Different construals of the self

Kitayama and Markus concluded that “people in different cultures have strikingly different construals of the self, of others, and of the interdependence of the two...[which] can influence, and in many cases determine, the very nature of individual experience....”

Later, during a decade-long stint as an associate professor at Kyoto University, Kitayama noticed Japanese students getting sulky or indignant, which in Michigan he might have construed as dissonance—anxious feelings that arise in the wake of choices that haven’t panned out as expected. In Japan, he says, that discontent is called iji. Curious about the context for this behavior, he conducted an experiment that showed that Japanese people are likely to experience iji only in the face of others’ disapproval of choices they have made.

Back at Michigan in 2004, Kitayama and colleagues compared Japanese and American participants’ stance on ambivalent choices, and found that while Americans resolved the conflict they felt after such a choice by doubling down on their decisions, even in the absence of external criticism—a “normal” response to dissonance—Japanese people only justified their choices when someone whose opinion they valued questioned them.

Around the same time, looking at fundamental attribution error, also known as correspondence bias, several researchers, including Kitayama, found that Americans, but not Japanese or other East Asian subjects, were likely to credit good or bad actions they saw another person do to that person’s (good or bad) character, even when those actions were heavily influenced by the situation. These experiments proved out Kitayama’s early instincts that some fundamental psychological tenets don’t apply to Asians in the same way they do to Westerners.

Different types of interdependence

Lately, Kitayama has been looking beyond East Asian societies. In a 2022 paper, his team identified three other distinct forms of interdependence in various sectors of the world. Generally speaking, as discussed above, Japanese people and other East Asians maintain interdependence by avoiding conflict.
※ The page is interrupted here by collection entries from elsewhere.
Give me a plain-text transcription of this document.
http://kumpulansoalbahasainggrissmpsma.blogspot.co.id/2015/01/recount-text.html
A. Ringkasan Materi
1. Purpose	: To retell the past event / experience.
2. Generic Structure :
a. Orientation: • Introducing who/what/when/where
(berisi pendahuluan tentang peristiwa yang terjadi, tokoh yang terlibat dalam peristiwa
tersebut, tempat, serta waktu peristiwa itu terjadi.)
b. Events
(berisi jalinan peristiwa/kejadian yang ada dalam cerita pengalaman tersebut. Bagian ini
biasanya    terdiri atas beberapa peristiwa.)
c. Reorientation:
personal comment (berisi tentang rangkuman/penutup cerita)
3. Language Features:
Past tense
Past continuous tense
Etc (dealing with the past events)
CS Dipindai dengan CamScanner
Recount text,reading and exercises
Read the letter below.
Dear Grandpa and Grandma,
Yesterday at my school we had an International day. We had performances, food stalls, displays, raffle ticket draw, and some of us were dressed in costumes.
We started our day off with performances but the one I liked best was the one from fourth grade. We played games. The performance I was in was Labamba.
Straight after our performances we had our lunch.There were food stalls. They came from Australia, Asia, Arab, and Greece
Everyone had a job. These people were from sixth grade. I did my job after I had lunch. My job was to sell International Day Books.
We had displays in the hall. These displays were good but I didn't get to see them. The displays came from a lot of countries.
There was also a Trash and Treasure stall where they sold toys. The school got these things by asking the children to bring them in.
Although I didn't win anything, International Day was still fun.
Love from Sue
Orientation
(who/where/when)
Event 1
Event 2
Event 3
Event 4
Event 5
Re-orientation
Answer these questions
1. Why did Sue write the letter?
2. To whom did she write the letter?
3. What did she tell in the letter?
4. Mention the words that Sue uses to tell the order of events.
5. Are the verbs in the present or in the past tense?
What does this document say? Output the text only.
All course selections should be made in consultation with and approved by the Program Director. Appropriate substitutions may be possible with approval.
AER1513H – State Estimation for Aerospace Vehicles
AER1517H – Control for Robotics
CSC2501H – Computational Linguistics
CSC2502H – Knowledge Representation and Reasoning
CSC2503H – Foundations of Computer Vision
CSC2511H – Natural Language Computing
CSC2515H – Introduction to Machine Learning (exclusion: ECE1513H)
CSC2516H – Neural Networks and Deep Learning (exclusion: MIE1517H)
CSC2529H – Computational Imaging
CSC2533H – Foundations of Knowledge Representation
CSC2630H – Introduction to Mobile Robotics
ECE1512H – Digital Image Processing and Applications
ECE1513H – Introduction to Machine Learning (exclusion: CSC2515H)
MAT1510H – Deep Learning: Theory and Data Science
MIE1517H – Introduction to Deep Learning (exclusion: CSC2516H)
However, Kitayama’s team contends that people in Arab societies express “disengaging” emotions like pride and anger to assert their value to the group they identify with, historically the tribe, which was essential to their survival in a barren landscape. So, someone might tout a distinctive skill, or react angrily to a threat to his honor, or to the reputation of his family, to show the group that he is resourceful, respectable, and reliable.

Latin Americans use overt expression of emotions to be “amicable” and fit in, Kitayama’s studies have found. People from a few different Latin American societies were found to value their own and others’ ability to be simpático, that is, to do their part to maintain a personable and accepting environment with the people they depend on, both at home and out in the world.

Debating is the most popular nonsports activity for students in India and Pakistan (PDF, 7.5MB), and arguing can help people there succeed as leaders and in commerce. But Kitayama’s team found that people from the Indian subcontinent accept as “uncontestable” the need to “modulate and adjust” their argumentative behavior in deference to others, especially authority figures, in order to get along in their groups.

Kitayama’s team has recently begun exploring the cultures of sub-Saharan Africa. He says early evidence indicates that residents of this area of the world exhibit yet another distinctive form of interdependence.

Kitayama says he has always tried to “see what it means to be human in its diverse manifestations,” and only hopes his work will “provide some interesting insights into psychological theory.” During the Covid-19 pandemic, he collaborated on studies of various societal responses to that rare global event, and says he intends to continue those studies, along with his project to effectively globalize psychology.